In January, 35 students from the University of Melbourne and RMIT took part in the International Accounting Study Program, visiting five countries and 14 host organisations in 23 days.

Newly offered as an elective subject by the University of Melbourne, the program is designed to explore aspects of international business with an experiential learning focus.

From public relations to business strategy and accounting standards, the students were given a rare experience inside some of the most high-profile businesses in the world. Companies such as Nestle, Volkswagen, Sainsburys and Deloitte all took the students under their wings providing tours, talks and demonstrations.

Catherine Rushton, a University of Melbourne undergraduate who has just completed the second year of an accounting degree says whether in boardroom meetings or tours of the Volkswagen factory the students gained real enjoyment from their learning.

“It was just amazing,” she says. “In London, Sainsbury’s was really memorable and we had people get up and do cooking demonstrations for us ... we had a lot of fun with that one.”

The students were permitted to attend International Accounting Standards Board (IASB) meetings in London and Paris, as part of a visit to the NYSE – Euronext visit (New York Stock Exchange), they were invited to open the day’s trading with the famous ‘ringing of the bell’.

“We weren’t really expecting it,” Catherine says. “We sort of snuck into the room and thought: Ooo, bell! Are we supposed to be doing this? Oh my gosh, we feel so sneaky!” But to their surprise and honour they became part of a live television broadcast and a tradition experienced by a privileged few.

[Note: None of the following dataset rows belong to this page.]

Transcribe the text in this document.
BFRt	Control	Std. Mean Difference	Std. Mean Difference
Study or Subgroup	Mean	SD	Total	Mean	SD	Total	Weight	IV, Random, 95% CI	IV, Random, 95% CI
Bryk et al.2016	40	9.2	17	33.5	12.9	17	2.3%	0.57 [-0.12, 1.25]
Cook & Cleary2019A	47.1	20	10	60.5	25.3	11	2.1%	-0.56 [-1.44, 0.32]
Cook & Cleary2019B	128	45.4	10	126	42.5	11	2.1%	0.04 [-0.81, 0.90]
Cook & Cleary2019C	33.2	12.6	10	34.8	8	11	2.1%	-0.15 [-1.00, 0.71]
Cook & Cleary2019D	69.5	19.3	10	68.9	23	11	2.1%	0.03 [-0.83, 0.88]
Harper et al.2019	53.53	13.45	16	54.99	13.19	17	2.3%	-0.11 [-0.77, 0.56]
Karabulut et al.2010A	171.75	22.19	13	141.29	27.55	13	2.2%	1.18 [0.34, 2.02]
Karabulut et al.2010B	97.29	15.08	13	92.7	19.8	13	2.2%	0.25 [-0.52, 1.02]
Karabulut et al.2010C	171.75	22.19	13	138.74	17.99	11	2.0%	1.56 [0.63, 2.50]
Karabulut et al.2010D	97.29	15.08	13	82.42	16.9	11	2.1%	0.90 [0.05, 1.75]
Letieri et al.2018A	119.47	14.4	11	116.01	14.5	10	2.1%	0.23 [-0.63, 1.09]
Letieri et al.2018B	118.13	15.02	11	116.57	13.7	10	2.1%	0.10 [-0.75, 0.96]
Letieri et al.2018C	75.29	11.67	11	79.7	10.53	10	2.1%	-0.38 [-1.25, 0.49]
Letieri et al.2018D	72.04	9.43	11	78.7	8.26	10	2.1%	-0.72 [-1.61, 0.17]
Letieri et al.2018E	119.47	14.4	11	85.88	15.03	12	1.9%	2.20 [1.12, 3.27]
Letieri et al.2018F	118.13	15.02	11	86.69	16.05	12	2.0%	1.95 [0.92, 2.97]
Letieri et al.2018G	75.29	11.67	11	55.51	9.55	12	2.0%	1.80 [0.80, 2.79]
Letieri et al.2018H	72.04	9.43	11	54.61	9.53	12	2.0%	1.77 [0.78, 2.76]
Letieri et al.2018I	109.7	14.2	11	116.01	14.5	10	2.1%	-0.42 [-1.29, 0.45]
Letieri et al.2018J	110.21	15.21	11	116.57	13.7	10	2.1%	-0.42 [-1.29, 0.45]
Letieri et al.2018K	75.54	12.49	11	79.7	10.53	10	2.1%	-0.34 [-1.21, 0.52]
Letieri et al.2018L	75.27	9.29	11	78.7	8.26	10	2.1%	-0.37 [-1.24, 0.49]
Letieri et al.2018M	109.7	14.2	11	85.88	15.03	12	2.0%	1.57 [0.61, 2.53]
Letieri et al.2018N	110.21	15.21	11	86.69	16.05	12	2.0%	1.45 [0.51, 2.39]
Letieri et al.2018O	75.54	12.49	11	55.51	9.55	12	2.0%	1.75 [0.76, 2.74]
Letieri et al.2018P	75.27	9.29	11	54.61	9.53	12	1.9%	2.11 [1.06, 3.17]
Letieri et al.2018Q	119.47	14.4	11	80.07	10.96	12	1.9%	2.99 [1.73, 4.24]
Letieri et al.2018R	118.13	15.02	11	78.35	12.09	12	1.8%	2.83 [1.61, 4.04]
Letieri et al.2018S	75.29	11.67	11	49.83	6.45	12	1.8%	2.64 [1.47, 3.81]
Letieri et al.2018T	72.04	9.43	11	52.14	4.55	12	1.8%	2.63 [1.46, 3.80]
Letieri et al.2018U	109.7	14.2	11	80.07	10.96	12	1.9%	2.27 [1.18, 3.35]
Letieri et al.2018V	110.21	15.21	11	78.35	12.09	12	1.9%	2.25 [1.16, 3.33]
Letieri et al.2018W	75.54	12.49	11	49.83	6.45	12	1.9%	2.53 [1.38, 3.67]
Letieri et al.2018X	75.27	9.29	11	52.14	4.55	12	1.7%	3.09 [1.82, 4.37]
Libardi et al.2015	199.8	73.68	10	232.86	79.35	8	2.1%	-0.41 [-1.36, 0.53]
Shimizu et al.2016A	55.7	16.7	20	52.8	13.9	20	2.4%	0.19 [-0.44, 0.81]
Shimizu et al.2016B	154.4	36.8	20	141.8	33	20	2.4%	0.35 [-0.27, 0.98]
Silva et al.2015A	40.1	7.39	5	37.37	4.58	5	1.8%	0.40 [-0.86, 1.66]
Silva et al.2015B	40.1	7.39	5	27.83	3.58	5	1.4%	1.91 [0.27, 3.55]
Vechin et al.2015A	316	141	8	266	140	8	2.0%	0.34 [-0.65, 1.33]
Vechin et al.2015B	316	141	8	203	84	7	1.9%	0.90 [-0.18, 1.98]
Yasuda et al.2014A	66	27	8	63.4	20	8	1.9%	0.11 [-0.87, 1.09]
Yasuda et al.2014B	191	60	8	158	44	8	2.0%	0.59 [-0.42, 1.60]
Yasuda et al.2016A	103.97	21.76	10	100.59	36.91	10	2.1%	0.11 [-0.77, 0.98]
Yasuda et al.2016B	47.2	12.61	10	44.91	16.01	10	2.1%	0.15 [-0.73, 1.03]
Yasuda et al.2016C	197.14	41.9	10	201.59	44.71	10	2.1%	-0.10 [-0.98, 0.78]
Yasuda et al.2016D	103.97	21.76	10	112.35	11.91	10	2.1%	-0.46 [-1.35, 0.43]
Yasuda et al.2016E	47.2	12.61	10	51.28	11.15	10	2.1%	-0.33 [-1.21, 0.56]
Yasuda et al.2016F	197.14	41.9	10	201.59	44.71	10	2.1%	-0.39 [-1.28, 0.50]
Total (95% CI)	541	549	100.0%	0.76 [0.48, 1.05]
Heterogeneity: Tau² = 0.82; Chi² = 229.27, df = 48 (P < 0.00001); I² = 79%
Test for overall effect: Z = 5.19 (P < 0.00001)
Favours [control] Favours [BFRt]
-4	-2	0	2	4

But the trip is much more than ringing bells and cooking demonstrations as Warren McKeown, subject co-ordinator and Teaching Fellow in the Accounting Department of the Faculty of Business and Economics, explains.

“The program aims to provide future professionals an insight into a world that many of us take for granted, despite its increasing significance and influence on our lives,” he says. “The Global Financial Crisis has brought the world of finance under scrutiny and global accountancy is a fundamental cog in that wheel. With pressure being put on the US to adopt international accounting standards, the future of accountancy plays a big role in the global economy.

“We can tell them that here in the classroom but to actually go and hear it from the Chief Financial Officer at Tesco and to hear comments from Deloitte in Zurich … you get a different dimension of understanding of the way it’s being seen by businesses internationally. It’s making the world a smaller place.”

But all business and study aside, for some of the students it was their first trip overseas and none of the students had previously been to Europe.

For Catherine, Warsaw was a highlight. “It was the first place that it snowed. It was really exciting because a few people hadn’t actually seen snow before”.

She loved the unexpected spectacle of spending Chinese New Year in Paris and seeing live West End shows in London, but for the most part the trip opened up a world of possibilities.

“You can really do anything” she says, “It broadens your horizons about where you can go and what you can actually achieve, which I hadn’t thought of before.”